Spice up your soups this fall with shrimp, broccoli, coconut, shallots, ginger and more. —Vicky | Things I Made Today

What You'll Need
  • 2 tablespoons canola oil, divided
  • 1 large or 2 small shallots, minced
  • 1 tablespoon ginger, minced
  • 3 tablespoons green curry paste
  • 1 13.5 ounces can full fat coconut milk
  • 2 splashes fish sauce
  • 2 cups vegetable broth
  • 1 teaspoon coriander
  • Kosher salt
  • 1 pound broccoli stems and florets, chopped
  • 2 cups spinach
  • 6 ounces langostino tails or shrimp, fresh if you can find them, otherwise pre-cooked and defrosted
  • 2 scallions, cut on the bias
  • freshly cracked black pepper
  1. In a medium saucepan, heat 1 tablespoon canola oil over medium high heat. Add shallots and ginger, and cook for 1 minute, until fragrant. Add in curry paste and stir, letting it darken, for about 1 minute.

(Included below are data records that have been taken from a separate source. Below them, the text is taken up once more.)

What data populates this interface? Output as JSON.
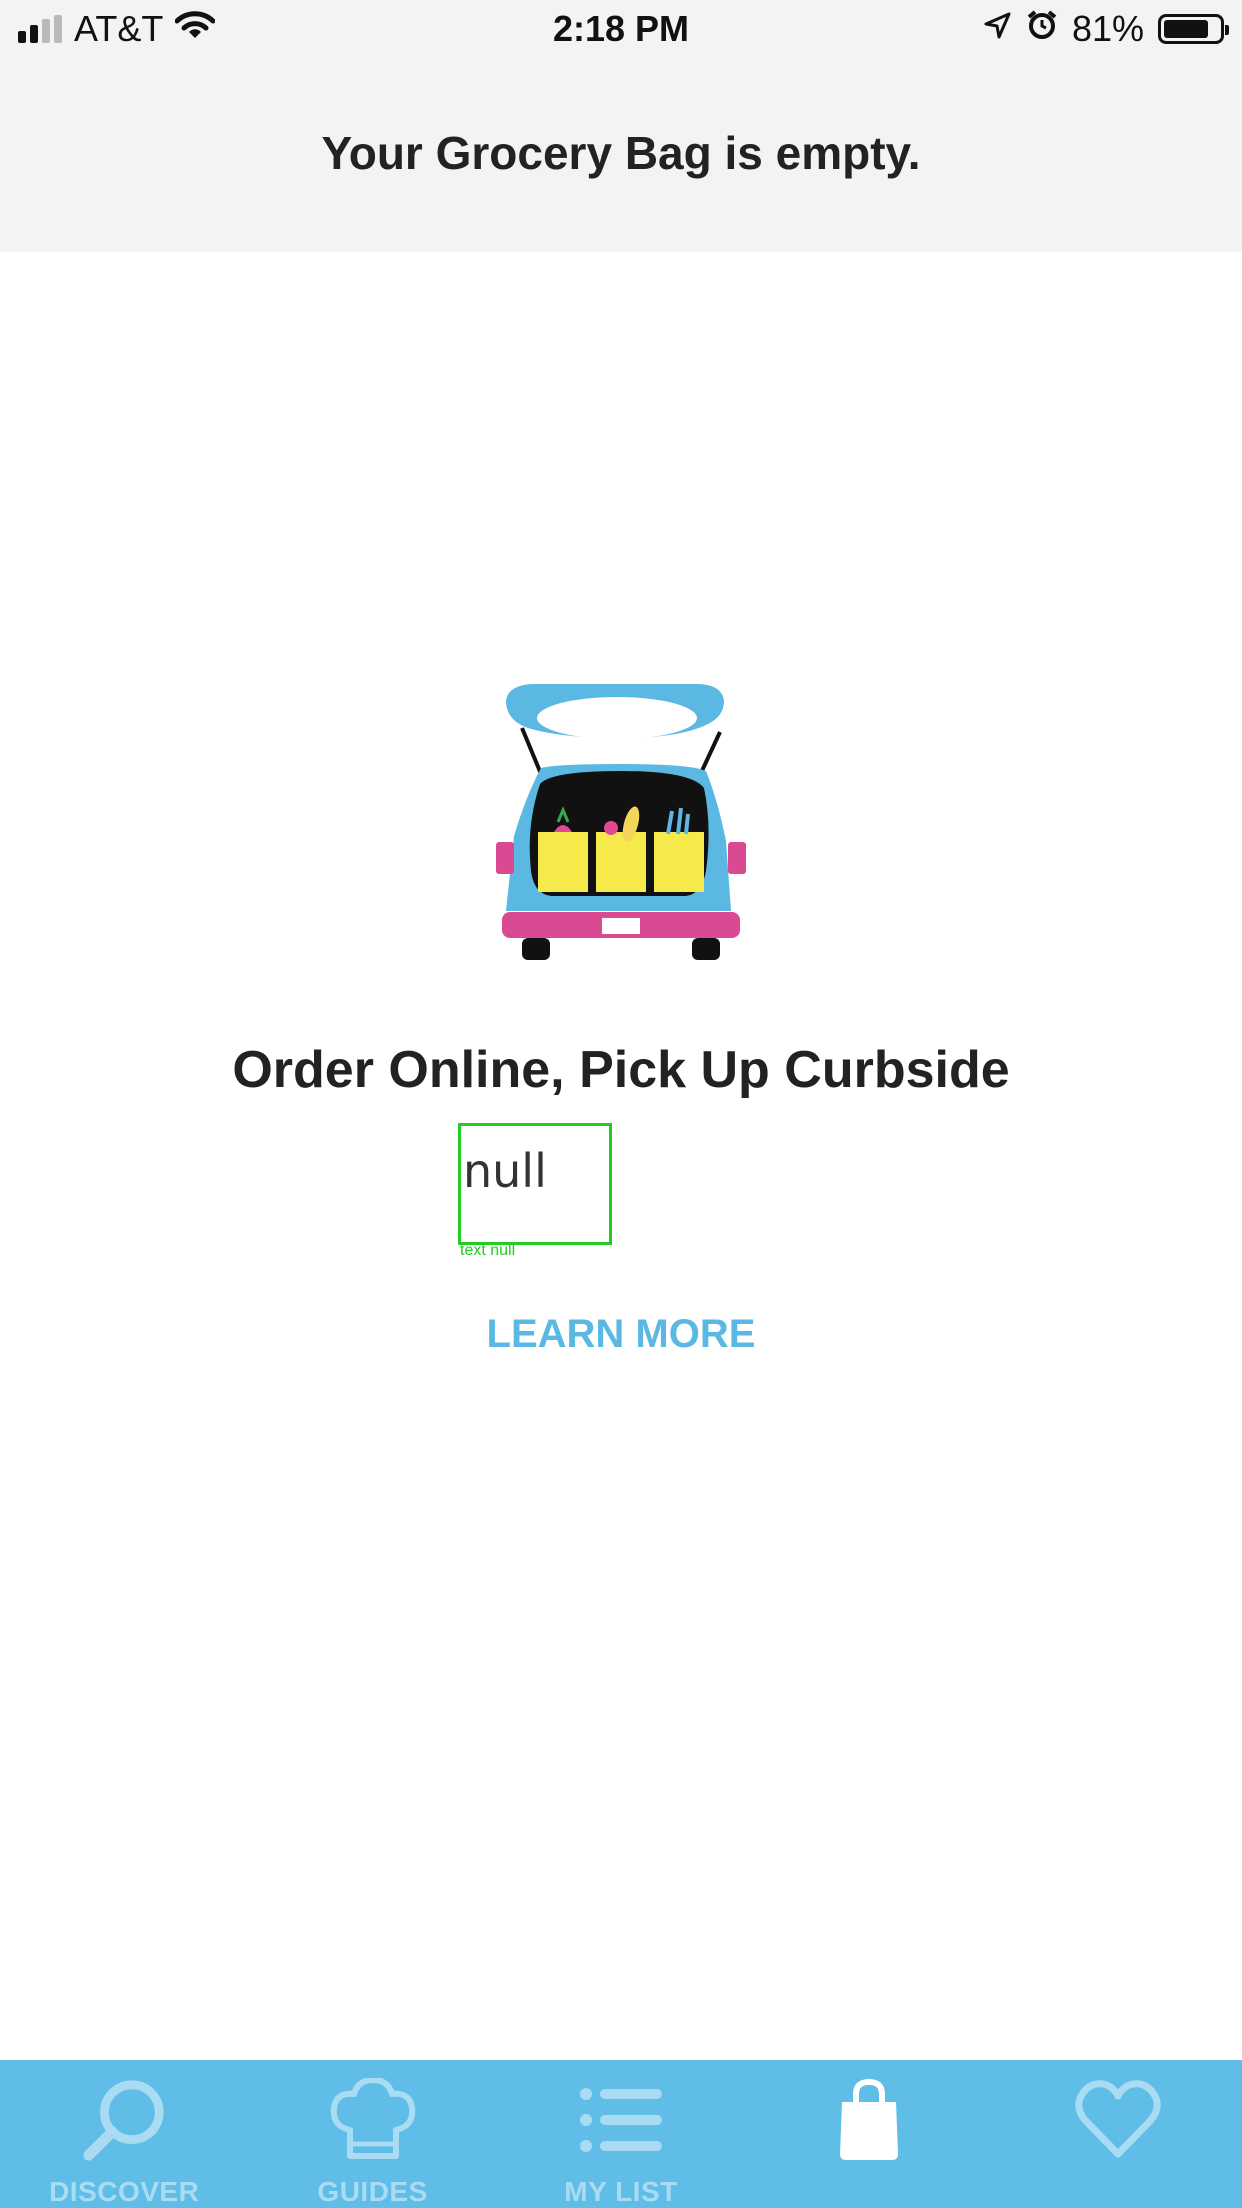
{
  "status_bar": {
    "carrier": "AT&T",
    "time": "2:18 PM",
    "battery_percent": "81%",
    "battery_level": 0.81,
    "icons": [
      "signal-icon",
      "wifi-icon",
      "location-arrow-icon",
      "alarm-icon",
      "battery-icon"
    ]
  },
  "header": {
    "title": "Your Grocery Bag is empty."
  },
  "main": {
    "illustration": "car-trunk-grocery-bags-illustration",
    "headline": "Order Online, Pick Up Curbside",
    "description": "null",
    "description_caption": "text null",
    "learn_more": "LEARN MORE"
  },
  "tab_bar": {
    "items": [
      {
        "label": "DISCOVER",
        "icon": "magnifier-icon"
      },
      {
        "label": "GUIDES",
        "icon": "chef-hat-icon"
      },
      {
        "label": "MY LIST",
        "icon": "list-icon"
      },
      {
        "label": "",
        "icon": "bag-icon",
        "active": true
      },
      {
        "label": "",
        "icon": "heart-icon"
      }
    ]
  },
  "colors": {
    "accent": "#5ab8e3",
    "tab_bar_bg": "#5fbde8",
    "tab_label": "#a9dcf3",
    "header_bg": "#f2f3f5",
    "text_dark": "#222222"
  }
}
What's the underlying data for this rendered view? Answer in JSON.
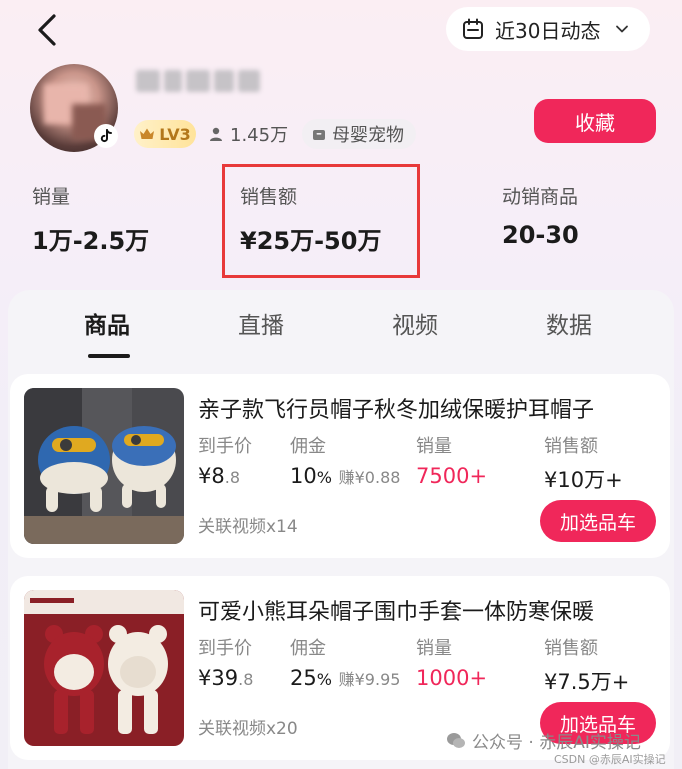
{
  "header": {
    "date_filter": "近30日动态"
  },
  "profile": {
    "level": "LV3",
    "fans": "1.45万",
    "category": "母婴宠物",
    "follow_label": "收藏"
  },
  "stats": [
    {
      "label": "销量",
      "value": "1万-2.5万"
    },
    {
      "label": "销售额",
      "value": "¥25万-50万"
    },
    {
      "label": "动销商品",
      "value": "20-30"
    }
  ],
  "tabs": [
    {
      "label": "商品",
      "active": true
    },
    {
      "label": "直播",
      "active": false
    },
    {
      "label": "视频",
      "active": false
    },
    {
      "label": "数据",
      "active": false
    }
  ],
  "products": [
    {
      "title": "亲子款飞行员帽子秋冬加绒保暖护耳帽子",
      "price_label": "到手价",
      "price_sym": "¥",
      "price_int": "8",
      "price_dec": ".8",
      "commission_label": "佣金",
      "commission_pct": "10",
      "commission_earn": "赚¥0.88",
      "sales_label": "销量",
      "sales": "7500+",
      "revenue_label": "销售额",
      "revenue": "¥10万+",
      "linked_videos": "关联视频x14",
      "cart_label": "加选品车"
    },
    {
      "title": "可爱小熊耳朵帽子围巾手套一体防寒保暖",
      "price_label": "到手价",
      "price_sym": "¥",
      "price_int": "39",
      "price_dec": ".8",
      "commission_label": "佣金",
      "commission_pct": "25",
      "commission_earn": "赚¥9.95",
      "sales_label": "销量",
      "sales": "1000+",
      "revenue_label": "销售额",
      "revenue": "¥7.5万+",
      "linked_videos": "关联视频x20",
      "cart_label": "加选品车"
    }
  ],
  "watermark": {
    "text": "公众号 · 赤辰AI实操记",
    "source": "CSDN @赤辰AI实操记"
  },
  "colors": {
    "accent": "#f0275a",
    "highlight_box": "#e8393a"
  }
}
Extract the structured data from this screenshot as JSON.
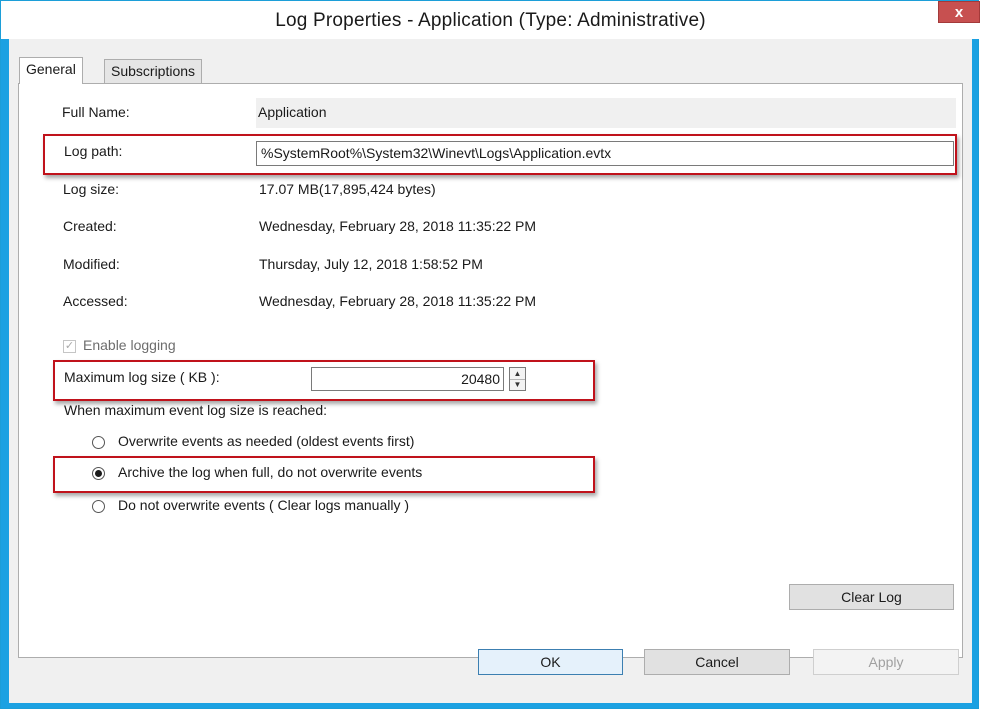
{
  "window": {
    "title": "Log Properties - Application (Type: Administrative)",
    "close_glyph": "x"
  },
  "tabs": [
    {
      "label": "General",
      "active": true
    },
    {
      "label": "Subscriptions",
      "active": false
    }
  ],
  "general": {
    "full_name_label": "Full Name:",
    "full_name_value": "Application",
    "log_path_label": "Log path:",
    "log_path_value": "%SystemRoot%\\System32\\Winevt\\Logs\\Application.evtx",
    "log_size_label": "Log size:",
    "log_size_value": "17.07 MB(17,895,424 bytes)",
    "created_label": "Created:",
    "created_value": "Wednesday, February 28, 2018 11:35:22 PM",
    "modified_label": "Modified:",
    "modified_value": "Thursday, July 12, 2018 1:58:52 PM",
    "accessed_label": "Accessed:",
    "accessed_value": "Wednesday, February 28, 2018 11:35:22 PM",
    "enable_logging_label": "Enable logging",
    "enable_logging_checked": true,
    "max_size_label": "Maximum log size ( KB ):",
    "max_size_value": "20480",
    "when_reached_label": "When maximum event log size is reached:",
    "policy_options": [
      {
        "label": "Overwrite events as needed (oldest events first)",
        "selected": false
      },
      {
        "label": "Archive the log when full, do not overwrite events",
        "selected": true
      },
      {
        "label": "Do not overwrite events ( Clear logs manually )",
        "selected": false
      }
    ],
    "clear_log_label": "Clear Log"
  },
  "footer": {
    "ok_label": "OK",
    "cancel_label": "Cancel",
    "apply_label": "Apply"
  },
  "colors": {
    "highlight": "#c0121b",
    "window_border": "#1ba1e2",
    "close_button": "#c75050"
  }
}
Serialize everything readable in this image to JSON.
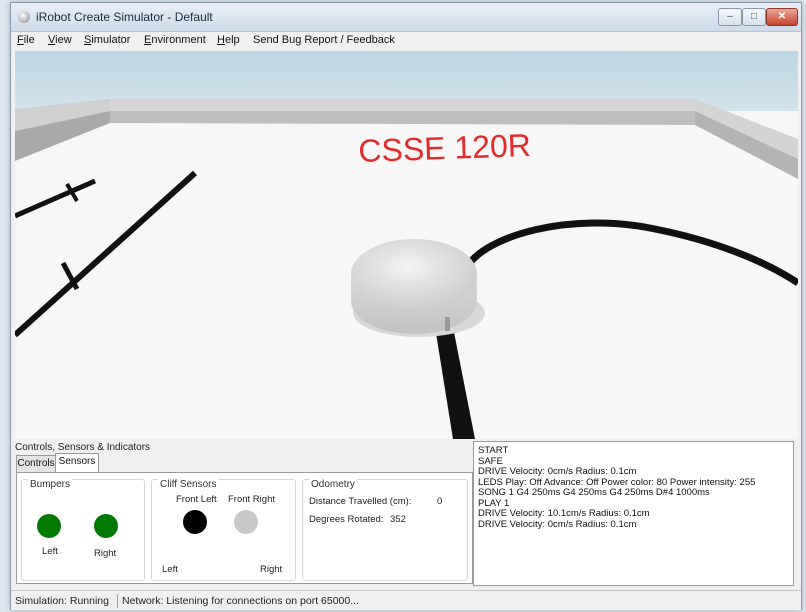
{
  "window": {
    "title": "iRobot Create Simulator - Default",
    "controls": {
      "minimize": "–",
      "maximize": "□",
      "close": "✕"
    }
  },
  "menu": [
    {
      "label": "File",
      "accel": "F",
      "rest": "ile"
    },
    {
      "label": "View",
      "accel": "V",
      "rest": "iew"
    },
    {
      "label": "Simulator",
      "accel": "S",
      "rest": "imulator"
    },
    {
      "label": "Environment",
      "accel": "E",
      "rest": "nvironment"
    },
    {
      "label": "Help",
      "accel": "H",
      "rest": "elp"
    },
    {
      "label": "Send Bug Report / Feedback",
      "accel": "",
      "rest": "Send Bug Report / Feedback"
    }
  ],
  "scene": {
    "floor_text": "CSSE 120R",
    "floor_text_color": "#e32a2a"
  },
  "panel": {
    "title": "Controls, Sensors & Indicators",
    "tabs": [
      "Controls",
      "Sensors"
    ],
    "active_tab": "Sensors",
    "bumpers": {
      "title": "Bumpers",
      "left_label": "Left",
      "right_label": "Right",
      "left_color": "#008000",
      "right_color": "#008000"
    },
    "cliff": {
      "title": "Cliff Sensors",
      "front_left_label": "Front Left",
      "front_right_label": "Front Right",
      "left_label": "Left",
      "right_label": "Right",
      "front_left_color": "#000000",
      "front_right_color": "#c8c8c8"
    },
    "odometry": {
      "title": "Odometry",
      "distance_label": "Distance Travelled (cm):",
      "distance_value": "0",
      "degrees_label": "Degrees Rotated:",
      "degrees_value": "352"
    }
  },
  "log": [
    "START",
    "SAFE",
    "DRIVE Velocity: 0cm/s Radius: 0.1cm",
    "LEDS Play: Off Advance: Off Power color: 80 Power intensity: 255",
    "SONG 1 G4 250ms G4 250ms G4 250ms D#4 1000ms",
    "PLAY 1",
    "DRIVE Velocity: 10.1cm/s Radius: 0.1cm",
    "DRIVE Velocity: 0cm/s Radius: 0.1cm"
  ],
  "status": {
    "simulation": "Simulation: Running",
    "network": "Network: Listening for connections on port 65000..."
  }
}
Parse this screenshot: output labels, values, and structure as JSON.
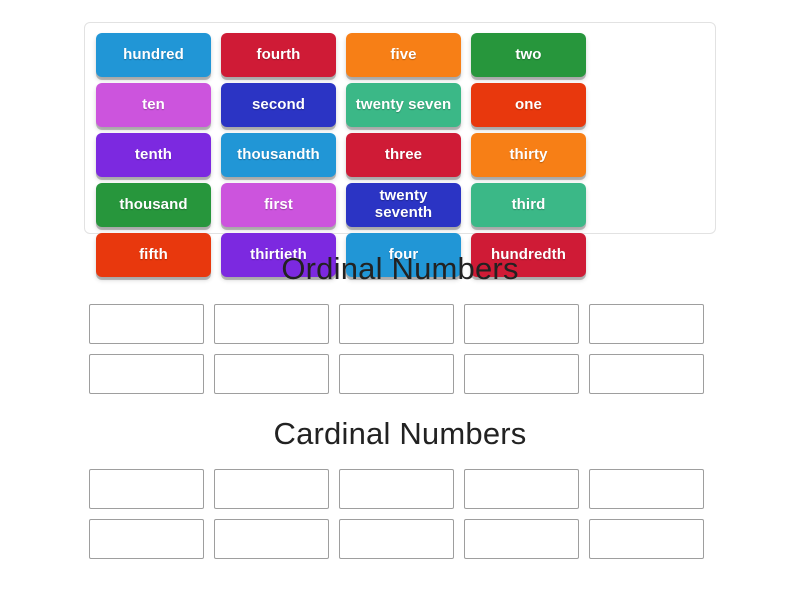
{
  "activity": {
    "type": "group-sort"
  },
  "tile_pool": {
    "name": "word-tile-pool",
    "tiles": [
      {
        "label": "hundred",
        "color": "#2196d6",
        "lines": 1
      },
      {
        "label": "fourth",
        "color": "#cf1b36",
        "lines": 1
      },
      {
        "label": "five",
        "color": "#f77f16",
        "lines": 1
      },
      {
        "label": "two",
        "color": "#27963c",
        "lines": 1
      },
      {
        "label": "ten",
        "color": "#cc54dd",
        "lines": 1
      },
      {
        "label": "second",
        "color": "#2b34c4",
        "lines": 1
      },
      {
        "label": "twenty seven",
        "color": "#3bb887",
        "lines": 1
      },
      {
        "label": "one",
        "color": "#e8380d",
        "lines": 1
      },
      {
        "label": "tenth",
        "color": "#7c29e0",
        "lines": 1
      },
      {
        "label": "thousandth",
        "color": "#2196d6",
        "lines": 1
      },
      {
        "label": "three",
        "color": "#cf1b36",
        "lines": 1
      },
      {
        "label": "thirty",
        "color": "#f77f16",
        "lines": 1
      },
      {
        "label": "thousand",
        "color": "#27963c",
        "lines": 1
      },
      {
        "label": "first",
        "color": "#cc54dd",
        "lines": 1
      },
      {
        "label": "twenty seventh",
        "color": "#2b34c4",
        "lines": 2
      },
      {
        "label": "third",
        "color": "#3bb887",
        "lines": 1
      },
      {
        "label": "fifth",
        "color": "#e8380d",
        "lines": 1
      },
      {
        "label": "thirtieth",
        "color": "#7c29e0",
        "lines": 1
      },
      {
        "label": "four",
        "color": "#2196d6",
        "lines": 1
      },
      {
        "label": "hundredth",
        "color": "#cf1b36",
        "lines": 1
      }
    ]
  },
  "categories": [
    {
      "title": "Ordinal Numbers",
      "slot_count": 10,
      "slots": [
        "",
        "",
        "",
        "",
        "",
        "",
        "",
        "",
        "",
        ""
      ]
    },
    {
      "title": "Cardinal Numbers",
      "slot_count": 10,
      "slots": [
        "",
        "",
        "",
        "",
        "",
        "",
        "",
        "",
        "",
        ""
      ]
    }
  ],
  "colors": {
    "background": "#ffffff",
    "pool_border": "#e2e2e2",
    "slot_border": "#9e9e9e",
    "title_text": "#222222",
    "tile_text": "#ffffff"
  }
}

  2. Pour in coconut milk, fish sauce, vegetable broth, coriander, and salt. Bring to a simmer, then add the broccoli. Cook for 10-15 minutes, covered, until the broccoli is tender. Remove from the heat and stir in spinach and lime juice. Let cool slightly.
  3. Meanwhile, heat remaining canola oil in a small saucepan over high heat. Add in langostino tails and cook until just barely pink if starting with fresh or sear for about 30 seconds if defrosted. Remove from heat.
  4. Using an immersion blender, blend the soup until smooth.
  5. Pour soup into bowls and top soup with langostino tails, scallions, and freshly ground black pepper.